Our observation that the reduction in mortality associated with the use of statins after diagnosis is largely restricted to new users, is also consistent with the Danish study [11]. It is possible that cancers that have developed in the presence of a statin are then ‘resistant’ to statin use after diagnosis, thereby explaining the lack of benefit for continuing users; however, it is notable that we also saw significantly higher mortality among women who used statins before their cancer diagnosis but then stopped. This raises concerns about whether statins are influencing survival or whether a woman’s general health status is influencing her statin use; a form of reverse causation whereby a woman’s prognosis affects her statin use rather than the other way around such that women only initiate statin use after diagnosis if their cancer is under control, while the continuation of statins is a low priority for those struggling with their cancer.

Strengths of our analysis include the large sample size (this is the biggest sample to date), the use of time-varying models to prevent immortal-time bias and the high levels of adherence in our population. The main limitation is the limited amount of information available regarding potential confounders including stage and grade of disease, and the absence of information about cancer recurrence. In particular, we were unable to separate high- and low-grade serous cancers so, as the vast majority of serous cancers are high-grade, our results will pertain primarily to this group. In a previous study, we reported that women who used statins were slightly more likely to have high-grade serous cancers, to be overweight or obese and to have other comorbidities [22]. These factors would all tend to increase mortality among statin users, suggesting they cannot explain the inverse associations we have seen. However, statin users were also more likely to use other medications including metformin and aspirin [22] which might also reduce mortality. Another limitation of any observational study is that women who do not have elevated high cholesterol levels rarely use statins so it is not possible to draw any conclusions about the potential effects of statin use in this group.

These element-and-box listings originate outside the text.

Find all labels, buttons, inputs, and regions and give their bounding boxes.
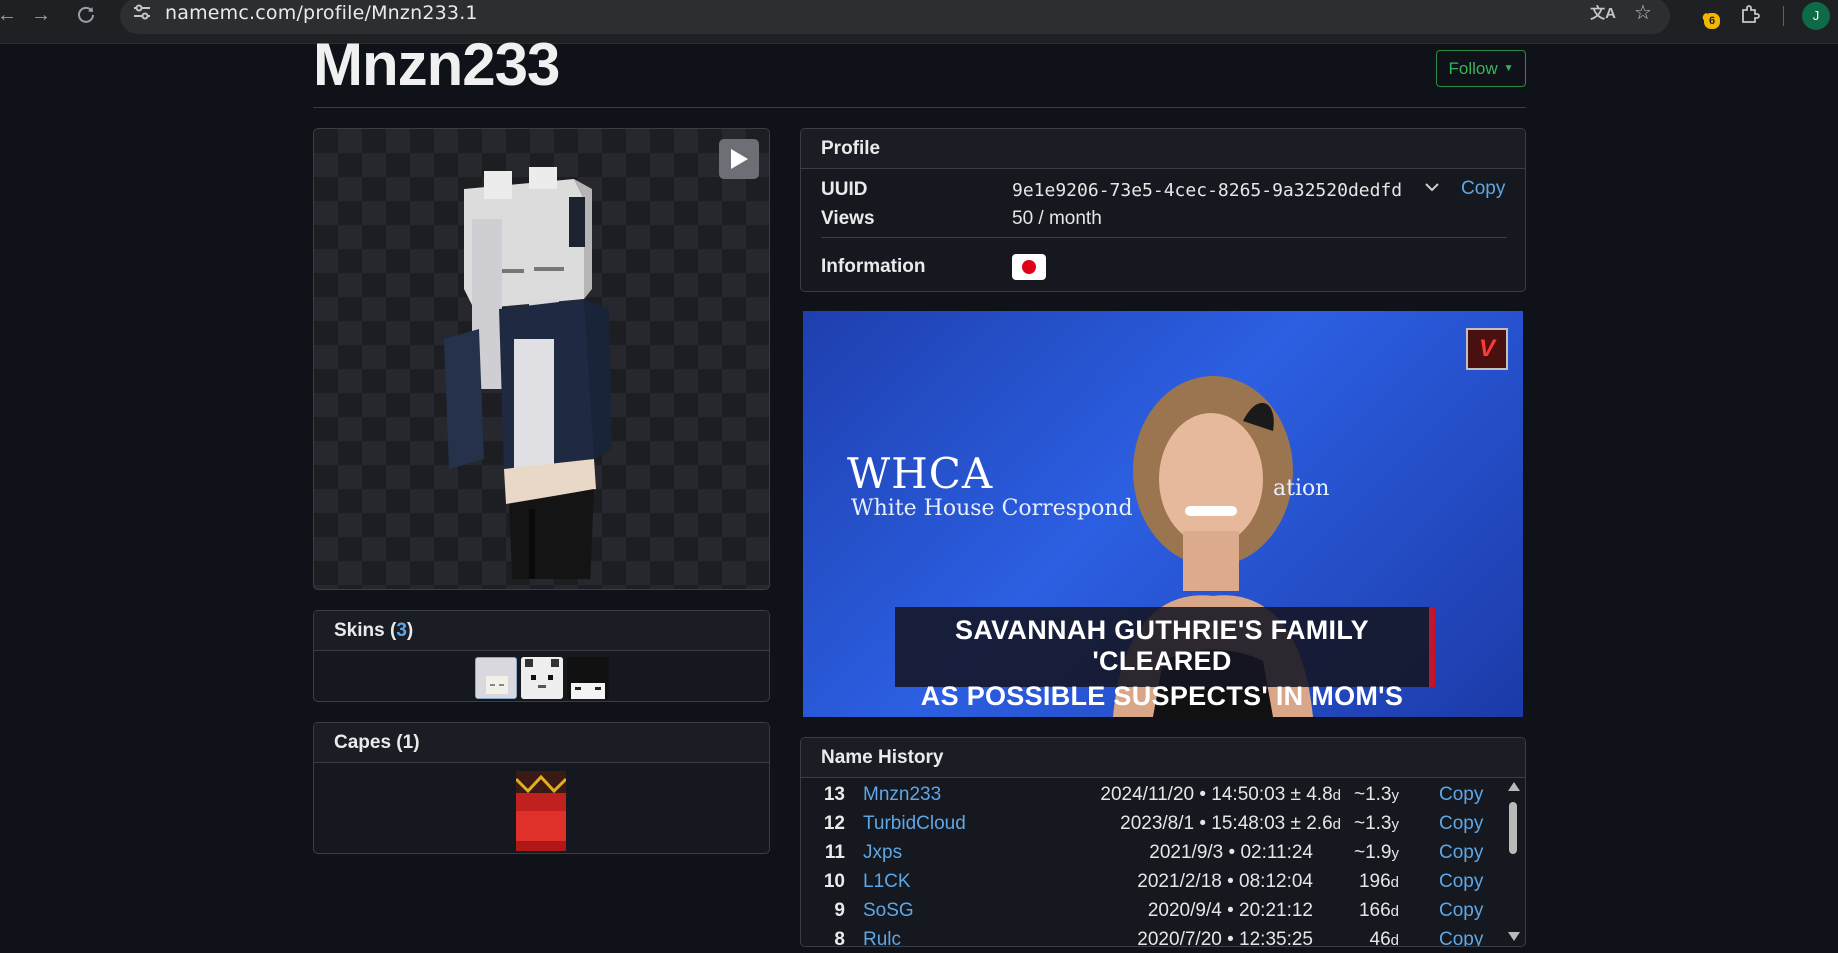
- history-number: 13: [823, 784, 845, 805]
- chevron-down-icon[interactable]: [1425, 179, 1439, 195]
- back-arrow-icon[interactable]: ←: [0, 0, 22, 30]
- skins-card: Skins (3): [313, 610, 770, 702]
- name-history-list[interactable]: 13 Mnzn233 2024/11/20 • 14:50:03 ± 4.8d …: [801, 778, 1501, 947]
- history-date: 2021/2/18 • 08:12:04: [1137, 871, 1313, 892]
- history-number: 9: [834, 900, 845, 921]
- star-icon[interactable]: ☆: [1630, 0, 1656, 26]
- table-row: 13 Mnzn233 2024/11/20 • 14:50:03 ± 4.8d …: [801, 784, 1501, 813]
- history-number: 12: [823, 813, 845, 834]
- address-bar[interactable]: namemc.com/profile/Mnzn233.1 文A ☆: [120, 0, 1670, 34]
- whca-backdrop-text: WHCA: [847, 449, 994, 498]
- history-name-link[interactable]: TurbidCloud: [863, 813, 966, 835]
- history-scrollbar[interactable]: [1505, 782, 1521, 942]
- follow-button[interactable]: Follow ▼: [1436, 50, 1526, 87]
- uuid-label: UUID: [821, 179, 868, 200]
- cape-thumbnail[interactable]: [516, 771, 566, 851]
- history-duration: 166d: [1358, 900, 1399, 921]
- history-duration: ~1.3y: [1353, 813, 1399, 834]
- history-date: 2020/7/20 • 12:35:25: [1137, 929, 1313, 947]
- skin-thumbnail[interactable]: [474, 657, 517, 699]
- information-label: Information: [821, 256, 926, 277]
- history-copy-link[interactable]: Copy: [1439, 929, 1483, 946]
- toolbar-divider: [1783, 6, 1784, 26]
- table-row: 11 Jxps 2021/9/3 • 02:11:24 ~1.9y Copy: [801, 842, 1501, 871]
- history-date: 2024/11/20 • 14:50:03 ± 4.8d: [1100, 784, 1341, 805]
- translate-icon[interactable]: 文A: [1590, 1, 1616, 27]
- follow-label: Follow: [1448, 58, 1498, 78]
- whca-backdrop-subtext-tail: ation: [1273, 476, 1330, 501]
- whca-backdrop-subtext: White House Correspond: [851, 496, 1133, 521]
- history-copy-link[interactable]: Copy: [1439, 784, 1483, 806]
- history-name-link[interactable]: Jxps: [863, 842, 902, 864]
- history-number: 11: [824, 842, 845, 863]
- skin-model: [444, 167, 612, 579]
- history-copy-link[interactable]: Copy: [1439, 842, 1483, 864]
- name-history-header: Name History: [801, 738, 1525, 778]
- skin-viewer[interactable]: [313, 128, 770, 590]
- history-number: 10: [823, 871, 845, 892]
- history-name-link[interactable]: Rulc: [863, 929, 901, 946]
- page-title: Mnzn233: [313, 31, 560, 98]
- play-button[interactable]: [719, 139, 759, 179]
- scroll-down-arrow-icon[interactable]: [1508, 932, 1520, 941]
- skin-thumbnail[interactable]: [520, 657, 563, 699]
- history-duration: 196d: [1358, 871, 1399, 892]
- history-copy-link[interactable]: Copy: [1439, 900, 1483, 922]
- history-duration: ~1.9y: [1353, 842, 1399, 863]
- history-name-link[interactable]: L1CK: [863, 871, 911, 893]
- table-row: 12 TurbidCloud 2023/8/1 • 15:48:03 ± 2.6…: [801, 813, 1501, 842]
- history-date: 2023/8/1 • 15:48:03 ± 2.6d: [1120, 813, 1341, 834]
- profile-card: Profile UUID 9e1e9206-73e5-4cec-8265-9a3…: [800, 128, 1526, 292]
- japan-flag-icon[interactable]: [1012, 254, 1046, 280]
- play-icon: [731, 149, 748, 169]
- capes-card: Capes (1): [313, 722, 770, 854]
- uuid-row: UUID 9e1e9206-73e5-4cec-8265-9a32520dedf…: [821, 179, 1402, 201]
- history-date: 2021/9/3 • 02:11:24: [1149, 842, 1313, 863]
- skin-thumbnails: [314, 657, 769, 699]
- scroll-up-arrow-icon[interactable]: [1508, 782, 1520, 791]
- caption-line-1: SAVANNAH GUTHRIE'S FAMILY 'CLEARED: [955, 615, 1369, 676]
- capes-header: Capes (1): [314, 723, 769, 763]
- uuid-copy-link[interactable]: Copy: [1461, 178, 1505, 200]
- advertisement-video[interactable]: WHCA White House Correspond ation V SAVA…: [803, 311, 1523, 717]
- site-settings-icon[interactable]: [132, 4, 152, 24]
- history-number: 8: [834, 929, 845, 947]
- video-caption: SAVANNAH GUTHRIE'S FAMILY 'CLEARED AS PO…: [895, 607, 1435, 717]
- information-row: Information: [821, 254, 1046, 280]
- puzzle-icon[interactable]: [1737, 4, 1763, 30]
- skins-label: Skins: [334, 619, 385, 641]
- name-history-card: Name History 13 Mnzn233 2024/11/20 • 14:…: [800, 737, 1526, 947]
- skins-count[interactable]: 3: [396, 620, 407, 642]
- browser-toolbar: ← → namemc.com/profile/Mnzn233.1 文A ☆ ◐ …: [0, 0, 1838, 44]
- history-copy-link[interactable]: Copy: [1439, 813, 1483, 835]
- profile-header: Profile: [801, 129, 1525, 169]
- uuid-value[interactable]: 9e1e9206-73e5-4cec-8265-9a32520dedfd: [1012, 180, 1402, 201]
- history-duration: 46d: [1369, 929, 1399, 947]
- forward-arrow-icon[interactable]: →: [26, 0, 56, 30]
- history-name-link[interactable]: SoSG: [863, 900, 914, 922]
- channel-logo-icon: V: [1466, 328, 1508, 370]
- skins-header: Skins (3): [314, 611, 769, 651]
- table-row: 9 SoSG 2020/9/4 • 20:21:12 166d Copy: [801, 900, 1501, 929]
- title-divider: [313, 107, 1526, 108]
- reload-icon[interactable]: [71, 0, 101, 30]
- profile-avatar[interactable]: J: [1802, 2, 1830, 30]
- history-duration: ~1.3y: [1353, 784, 1399, 805]
- history-copy-link[interactable]: Copy: [1439, 871, 1483, 893]
- scrollbar-thumb[interactable]: [1509, 802, 1517, 854]
- views-label: Views: [821, 208, 875, 229]
- profile-divider: [821, 237, 1507, 238]
- views-value: 50 / month: [1012, 208, 1102, 229]
- history-name-link[interactable]: Mnzn233: [863, 784, 941, 806]
- caption-line-2: AS POSSIBLE SUSPECTS' IN MOM'S DISAPPEAR…: [920, 681, 1404, 717]
- extension-badge: 6: [1704, 13, 1720, 29]
- url-text[interactable]: namemc.com/profile/Mnzn233.1: [165, 2, 478, 24]
- skin-thumbnail[interactable]: [566, 657, 609, 699]
- table-row: 8 Rulc 2020/7/20 • 12:35:25 46d Copy: [801, 929, 1501, 947]
- history-date: 2020/9/4 • 20:21:12: [1147, 900, 1313, 921]
- table-row: 10 L1CK 2021/2/18 • 08:12:04 196d Copy: [801, 871, 1501, 900]
- views-row: Views 50 / month: [821, 208, 1102, 230]
- chevron-down-icon: ▼: [1503, 63, 1514, 74]
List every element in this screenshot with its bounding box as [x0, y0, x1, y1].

Our results confirm previous observations that women with ovarian cancer who take statins after their diagnosis may have better survival than women who do not use statins. However, it is impossible to rule out all potential sources of bias in observational studies. Particularly important in a population like this, where a high proportion of women are likely to be experiencing side-effects of both treatment and the disease, is the possibility of reverse causation. There are also no data about the potential effects of statins among women who do not have high cholesterol levels. On this basis, we believe it is too early to recommend that all women with ovarian cancer take statins to improve their survival and that definitive evidence about the potential benefits of statins for women with ovarian cancer will require a randomised trial.